Economic Power
As in all pre-modern polities, the underlying strength of the empire lay in its agricultural resources. By the 730s, the Caliphate incorporated about 11 million square kilometers of land.
(For comparison, the Roman Empire at its zenith covered about 5 million.)[1011] Most territories lay in a horizontal band, between 20 and 40 degrees north of the equator, and so they shared an arid climate, moderated by rainfall in highland zones, and by irrigation from major river systems.[1012]The two key regions were Egypt and Iraq. Each defied latitude through its water resources. The Nile Valley had been one of the most important sources of wheat and barley in the later Roman Empire, alongside other foods, and wine.[1013] Iran's Nile had been the confluence of the Tigris and the Euphrates in southern Iraq—known to the Arabs as the Sawad (“Black Earth”). Like Egypt, the primary product of the Sawad was grain.[1014] Between them, Egypt and southern Iraq probably accounted for more than two-fifths of the total revenue of the early Abbasid caliphate, with fourth-fifths of that share coming from Iraq. No other regions of the Caliphate were as productive as Iraq or Egypt, although Ifriqiya, in North Africa, the highlands and plains of Syria, and, in Iran, the highlands of Fars and the Jibal and the plains of Khurasan all also supported high yields.[1015]
Ideas about nomadic destruction have been discredited by archaeology, which shows no discernible change in agriculture or in settlement in the immediate wake of the conquests.[1016] Further, while there was major disruption of the upper echelons of the defeated aristocratic elite,[1017] the middle-ranking aristocracy and the peasantry survived largely unscathed and, with them, the agrarian infrastructure.[1018] The new ruling elite at first comprised the Arabian commanders and their armies; then, after 692, the Umayyads and their allies; and then, after 750, the Abbasids and their Khurasanian supporters (each civil war reducing the former imperial elite to a provincial one).[1019] Enormous private wealth was available to the new rulers: the caliphal dynasties and their governors amassed landed estates and invested their wealth in the infrastructure of irrigation.[1020]
The conquests themselves encouraged agricultural expansion, since—in line with long-established custom—the terms of many peace treaties forbade the conquering Muslims from settling lands already under cultivation, and the evolving system of land law tended to encourage the exploitation of abandoned or uncultivated land.[1021] At the same time, new techniques and crops were disseminated by migration and settlement. This combination of fiscal policy and settlement patterns supported urbanization, which further stimulated the exploitation of land: for example, the imperial period saw the foundation of five major new urban centers in Iraq (Kufa, Basra, Wasit, Baghdad, and Samarra); Baghdad's urban population in the ninth century may have been 500,000, and Basra was probably not much smaller, making these cities the largest outside China.[1022] Likewise, many of Khurasan's urban populations grew from the low thousands to agglomerations of over 100,000 in the ninth and tenth centuries.

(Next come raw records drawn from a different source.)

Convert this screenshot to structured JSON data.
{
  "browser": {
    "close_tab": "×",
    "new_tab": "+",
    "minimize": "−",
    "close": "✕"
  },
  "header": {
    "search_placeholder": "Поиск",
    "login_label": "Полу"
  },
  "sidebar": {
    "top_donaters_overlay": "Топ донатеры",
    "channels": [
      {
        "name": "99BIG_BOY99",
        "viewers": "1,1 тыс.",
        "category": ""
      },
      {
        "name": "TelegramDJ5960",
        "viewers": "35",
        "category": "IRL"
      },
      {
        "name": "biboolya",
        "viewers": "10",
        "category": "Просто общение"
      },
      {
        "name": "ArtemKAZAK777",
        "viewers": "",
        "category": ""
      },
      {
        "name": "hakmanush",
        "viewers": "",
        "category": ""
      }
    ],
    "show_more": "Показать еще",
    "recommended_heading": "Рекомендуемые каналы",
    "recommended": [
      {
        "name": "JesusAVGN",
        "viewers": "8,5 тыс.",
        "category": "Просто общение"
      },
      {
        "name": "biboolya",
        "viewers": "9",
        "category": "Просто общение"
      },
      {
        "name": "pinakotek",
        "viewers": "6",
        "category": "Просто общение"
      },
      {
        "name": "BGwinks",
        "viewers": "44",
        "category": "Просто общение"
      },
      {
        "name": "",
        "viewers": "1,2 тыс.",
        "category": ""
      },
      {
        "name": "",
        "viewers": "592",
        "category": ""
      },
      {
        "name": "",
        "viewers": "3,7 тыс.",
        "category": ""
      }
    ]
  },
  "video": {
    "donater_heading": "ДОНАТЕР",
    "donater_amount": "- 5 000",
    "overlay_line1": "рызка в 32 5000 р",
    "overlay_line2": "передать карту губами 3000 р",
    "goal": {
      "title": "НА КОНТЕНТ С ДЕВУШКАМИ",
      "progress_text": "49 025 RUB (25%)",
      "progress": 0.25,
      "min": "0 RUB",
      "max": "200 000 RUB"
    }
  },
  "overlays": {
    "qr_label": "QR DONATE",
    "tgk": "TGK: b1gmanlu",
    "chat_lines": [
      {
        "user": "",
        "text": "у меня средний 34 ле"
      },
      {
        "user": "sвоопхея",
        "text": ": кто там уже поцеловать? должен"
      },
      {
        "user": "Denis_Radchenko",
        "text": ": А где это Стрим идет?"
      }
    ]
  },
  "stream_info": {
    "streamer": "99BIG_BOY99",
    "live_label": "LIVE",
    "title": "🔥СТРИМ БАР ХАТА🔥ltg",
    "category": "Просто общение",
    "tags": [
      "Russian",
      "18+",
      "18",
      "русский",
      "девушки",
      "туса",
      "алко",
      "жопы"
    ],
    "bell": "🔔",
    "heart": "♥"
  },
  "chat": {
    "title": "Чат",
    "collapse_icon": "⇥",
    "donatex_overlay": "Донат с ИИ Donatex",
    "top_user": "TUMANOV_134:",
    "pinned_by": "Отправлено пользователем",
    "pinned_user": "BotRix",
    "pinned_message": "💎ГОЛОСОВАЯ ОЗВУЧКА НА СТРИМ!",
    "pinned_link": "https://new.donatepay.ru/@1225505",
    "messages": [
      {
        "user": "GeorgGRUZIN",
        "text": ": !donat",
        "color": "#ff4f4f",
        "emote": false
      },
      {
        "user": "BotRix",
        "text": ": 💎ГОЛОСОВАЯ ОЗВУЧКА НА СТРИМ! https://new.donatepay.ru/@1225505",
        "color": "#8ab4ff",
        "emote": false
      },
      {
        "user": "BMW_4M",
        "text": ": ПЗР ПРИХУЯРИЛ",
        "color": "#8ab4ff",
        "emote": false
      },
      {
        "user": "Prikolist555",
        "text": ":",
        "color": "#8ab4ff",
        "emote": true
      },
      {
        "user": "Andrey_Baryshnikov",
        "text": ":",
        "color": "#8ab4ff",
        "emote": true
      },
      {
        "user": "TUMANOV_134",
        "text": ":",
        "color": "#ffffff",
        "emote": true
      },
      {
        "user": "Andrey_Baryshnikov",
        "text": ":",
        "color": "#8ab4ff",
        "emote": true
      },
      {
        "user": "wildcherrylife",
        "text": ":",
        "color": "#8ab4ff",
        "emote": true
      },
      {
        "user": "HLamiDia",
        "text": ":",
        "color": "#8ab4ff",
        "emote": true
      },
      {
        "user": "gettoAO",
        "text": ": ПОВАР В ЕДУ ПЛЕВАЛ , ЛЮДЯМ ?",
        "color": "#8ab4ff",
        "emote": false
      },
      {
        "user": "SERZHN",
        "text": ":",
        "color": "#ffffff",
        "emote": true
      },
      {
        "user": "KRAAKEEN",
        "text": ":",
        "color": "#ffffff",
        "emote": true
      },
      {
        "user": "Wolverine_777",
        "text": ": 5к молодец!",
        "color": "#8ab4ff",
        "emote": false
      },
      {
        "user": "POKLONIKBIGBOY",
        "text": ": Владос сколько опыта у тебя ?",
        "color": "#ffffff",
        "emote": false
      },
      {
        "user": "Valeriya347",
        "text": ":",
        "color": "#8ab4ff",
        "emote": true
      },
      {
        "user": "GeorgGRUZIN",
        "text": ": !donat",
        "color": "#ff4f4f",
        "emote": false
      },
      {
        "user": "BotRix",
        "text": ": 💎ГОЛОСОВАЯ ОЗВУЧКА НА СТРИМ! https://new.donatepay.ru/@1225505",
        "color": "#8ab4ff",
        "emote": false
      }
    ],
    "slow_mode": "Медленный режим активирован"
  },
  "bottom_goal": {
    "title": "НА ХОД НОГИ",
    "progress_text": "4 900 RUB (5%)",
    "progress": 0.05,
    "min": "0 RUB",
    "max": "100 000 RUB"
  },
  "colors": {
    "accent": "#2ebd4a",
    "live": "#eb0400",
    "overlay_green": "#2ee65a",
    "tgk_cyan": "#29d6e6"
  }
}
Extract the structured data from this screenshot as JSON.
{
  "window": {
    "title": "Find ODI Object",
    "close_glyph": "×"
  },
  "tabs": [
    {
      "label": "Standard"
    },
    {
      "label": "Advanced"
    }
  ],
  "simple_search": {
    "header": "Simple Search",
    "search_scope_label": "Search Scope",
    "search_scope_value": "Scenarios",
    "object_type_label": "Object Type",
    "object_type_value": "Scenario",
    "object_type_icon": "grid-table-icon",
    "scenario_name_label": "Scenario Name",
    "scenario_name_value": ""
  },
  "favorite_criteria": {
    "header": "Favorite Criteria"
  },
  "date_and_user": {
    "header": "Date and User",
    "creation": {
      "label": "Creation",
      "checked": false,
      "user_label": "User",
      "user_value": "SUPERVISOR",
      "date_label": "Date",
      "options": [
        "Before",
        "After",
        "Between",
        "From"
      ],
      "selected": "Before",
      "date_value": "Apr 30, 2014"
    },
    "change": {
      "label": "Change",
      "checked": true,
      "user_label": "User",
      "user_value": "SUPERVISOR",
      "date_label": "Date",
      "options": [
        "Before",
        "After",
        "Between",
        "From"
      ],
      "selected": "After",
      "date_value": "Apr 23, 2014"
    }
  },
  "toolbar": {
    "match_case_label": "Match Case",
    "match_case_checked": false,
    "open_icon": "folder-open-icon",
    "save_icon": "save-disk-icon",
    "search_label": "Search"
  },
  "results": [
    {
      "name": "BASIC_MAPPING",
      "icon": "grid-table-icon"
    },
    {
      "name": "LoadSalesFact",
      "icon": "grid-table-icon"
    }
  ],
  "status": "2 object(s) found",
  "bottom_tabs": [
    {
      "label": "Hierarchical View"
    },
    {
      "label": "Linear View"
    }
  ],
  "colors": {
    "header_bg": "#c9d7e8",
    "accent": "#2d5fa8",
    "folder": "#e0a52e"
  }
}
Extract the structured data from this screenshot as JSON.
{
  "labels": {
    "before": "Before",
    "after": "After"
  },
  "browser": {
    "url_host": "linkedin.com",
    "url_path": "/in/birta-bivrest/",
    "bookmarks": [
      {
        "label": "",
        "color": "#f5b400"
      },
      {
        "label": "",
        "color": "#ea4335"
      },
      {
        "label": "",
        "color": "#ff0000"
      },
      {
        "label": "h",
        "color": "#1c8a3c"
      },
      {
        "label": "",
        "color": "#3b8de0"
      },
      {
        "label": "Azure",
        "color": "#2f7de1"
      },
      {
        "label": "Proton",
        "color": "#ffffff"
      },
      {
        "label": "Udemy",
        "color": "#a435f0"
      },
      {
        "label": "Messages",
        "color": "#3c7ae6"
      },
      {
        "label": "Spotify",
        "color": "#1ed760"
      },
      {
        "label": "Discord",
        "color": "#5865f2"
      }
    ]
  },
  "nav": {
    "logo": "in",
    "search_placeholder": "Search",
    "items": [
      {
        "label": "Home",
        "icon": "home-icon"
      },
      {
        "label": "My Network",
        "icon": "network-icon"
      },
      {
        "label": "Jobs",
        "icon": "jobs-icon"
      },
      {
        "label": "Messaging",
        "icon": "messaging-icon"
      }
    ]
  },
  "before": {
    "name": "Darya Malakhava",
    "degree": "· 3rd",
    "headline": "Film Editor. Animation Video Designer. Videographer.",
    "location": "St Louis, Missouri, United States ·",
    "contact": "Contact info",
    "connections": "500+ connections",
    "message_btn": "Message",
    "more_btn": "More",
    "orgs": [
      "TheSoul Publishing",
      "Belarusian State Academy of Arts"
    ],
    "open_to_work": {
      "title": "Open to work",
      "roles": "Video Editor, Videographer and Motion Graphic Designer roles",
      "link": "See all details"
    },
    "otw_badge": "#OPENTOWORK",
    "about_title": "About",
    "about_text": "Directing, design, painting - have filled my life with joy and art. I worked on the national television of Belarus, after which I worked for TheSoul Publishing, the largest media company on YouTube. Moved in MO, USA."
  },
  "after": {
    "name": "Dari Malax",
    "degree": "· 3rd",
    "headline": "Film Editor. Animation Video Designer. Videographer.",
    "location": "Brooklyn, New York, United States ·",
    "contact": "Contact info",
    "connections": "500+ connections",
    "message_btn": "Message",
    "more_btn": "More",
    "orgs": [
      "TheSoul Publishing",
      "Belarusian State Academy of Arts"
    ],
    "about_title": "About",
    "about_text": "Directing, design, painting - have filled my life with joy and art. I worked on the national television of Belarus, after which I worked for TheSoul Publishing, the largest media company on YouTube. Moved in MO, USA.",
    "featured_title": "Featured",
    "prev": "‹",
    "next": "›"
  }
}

These ninth-century cities supported a wealthy class of landowners and merchants, drawn to the city and to Islam by economic opportunity.[1023]The conquests also perpetuated the monetized economies of the late antique empires, uniting the gold-based North African and Mediterranean world with the silver-based Iranian plateau. Furthermore, the defeat of the former imperial elites had transferred huge reserves of bullion into the hands of the conquering armies, via loot and tribute, and through a taxation system based, even more than its Roman and Iranian precursors, upon payment in coins. This cash-based economy facilitated a sophisticated market in land and in goods, where merchants and entrepreneurs could flourish, supported by the common legal framework that emerged from the gradual elaboration of Islamic law during the eighth and ninth centuries.[1024]
The accumulation of wealth fueled long-distance trade, which built upon the established routes of late antiquity: the Mediterranean was connected to post-Roman Germanic Europe to the north and to sub-Saharan West Africa in the south; the Iranian plateau linked to the Russian river system to the north, to China and Central Asia to the east, and to East Africa and India via the Gulf to the south. Each route carried flows of high-value commodities: salt and gold from sub- Saharan Africa; furs from Russia and Scandinavia; copper and felt from Turkic Central Asia; worked silk and ceramics from China; iron and spices from Africa and India. There was also an extensive human traffic: Africans, Slavs, and Turks were imported from the frontiers, as domestic slaves and, at an elite level, as soldiers and bureaucrats; although the Sawad is the only region where the intensive use of agricultural slavery is attested.[1025]